Healthcare organizations are not bound by HIPAA to implement data encryption protocol, but this piece of the puzzle remains essential when considering the big picture of data security.
What Is Data Encryption Technology?
Data encryption technology is the process of turning regular data into coded text. The information is unreadable unless you have the key or code to unlock the encryption.
In healthcare, data encryption ensures that sensitive patient information isn’t accessed by unauthorized users – even if users hack into a database to steal the information.
There are two types of data in healthcare that can benefit from encryption technologies: active data and stored data.
Active data pertains to information that is being transferred from one user to another, such as an email or direct message. Stored data is any data that is not being actively used, such as a patient’s medical records.
In either case, data encryption’s goal is to ensure that only the intended, authorized user is able to view the information.
Why Isn’t Data Encryption Required?
Given the number of healthcare data breaches in recent years, it’s obvious that tighter security measures are essential in combating cyber crime. Data encryption seems to be a logical solution in rendering data unusable except for the intended parties. So why isn’t it required?
According to HIPAA safeguards, it’s almost impossible to determine a one-size-fits-all solution to data security.
HIPAA’s Security Rule doesn’t require specific solutions to be implemented. Rather, it suggests that each organization selects tools and products based on their unique organizational needs. Because access control can vary by organization, there is no easy way to mandate specific procedures regarding data access.
However, HIPAA does mandate that organizations enable data rights and privileges based on user role and job function. And, that organizations should follow a “minimum access necessary” approach when allowing access.
The Risks of Healthcare Data Encryption
The National Institutes for Standards and Technology mentions that organizations should rely on encryption features that work with existing systems, such as your current operating system.
When you deploy solutions that require a major change to your existing infrastructure, you could potentially increase your vulnerability to data protection issues.

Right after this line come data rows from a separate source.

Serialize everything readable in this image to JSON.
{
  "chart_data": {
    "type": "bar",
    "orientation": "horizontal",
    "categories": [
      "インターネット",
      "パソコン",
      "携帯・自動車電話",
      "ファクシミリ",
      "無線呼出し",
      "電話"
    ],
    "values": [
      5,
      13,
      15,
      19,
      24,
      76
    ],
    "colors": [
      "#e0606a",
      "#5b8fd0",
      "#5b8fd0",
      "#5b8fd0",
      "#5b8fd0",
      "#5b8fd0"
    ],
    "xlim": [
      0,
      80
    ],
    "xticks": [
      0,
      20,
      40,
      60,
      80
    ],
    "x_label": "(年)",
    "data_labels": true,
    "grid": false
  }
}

In addition, it’s important to note that data encryption isn’t an infallible technology. Data encryption keys and codes may become inadvertently lost or deleted. In addition, encryption on removable media may prevent access unless the original keys are retained. Encryption practices require ongoing testing, analyzing, and validating to ensure encryption continues to function properly.
How Lifepoint Keeps Your Data Safe
Data encryption gives healthcare organizations a potential solution in enhancing their data security. In the event of a ransomware attack, encrypted data would be useless to the attacker. If a laptop containing sensitive information was stolen, the thief would also need an access key to view it.
Lifepoint solutions leverage advanced data encryption technology to give your data an extra layer of security. We integrate the approach to data protection in each of our products to take out the guesswork and potential vulnerabilities of encryption, so you can gain peace of mind that your data doesn’t fall into the wrong hands.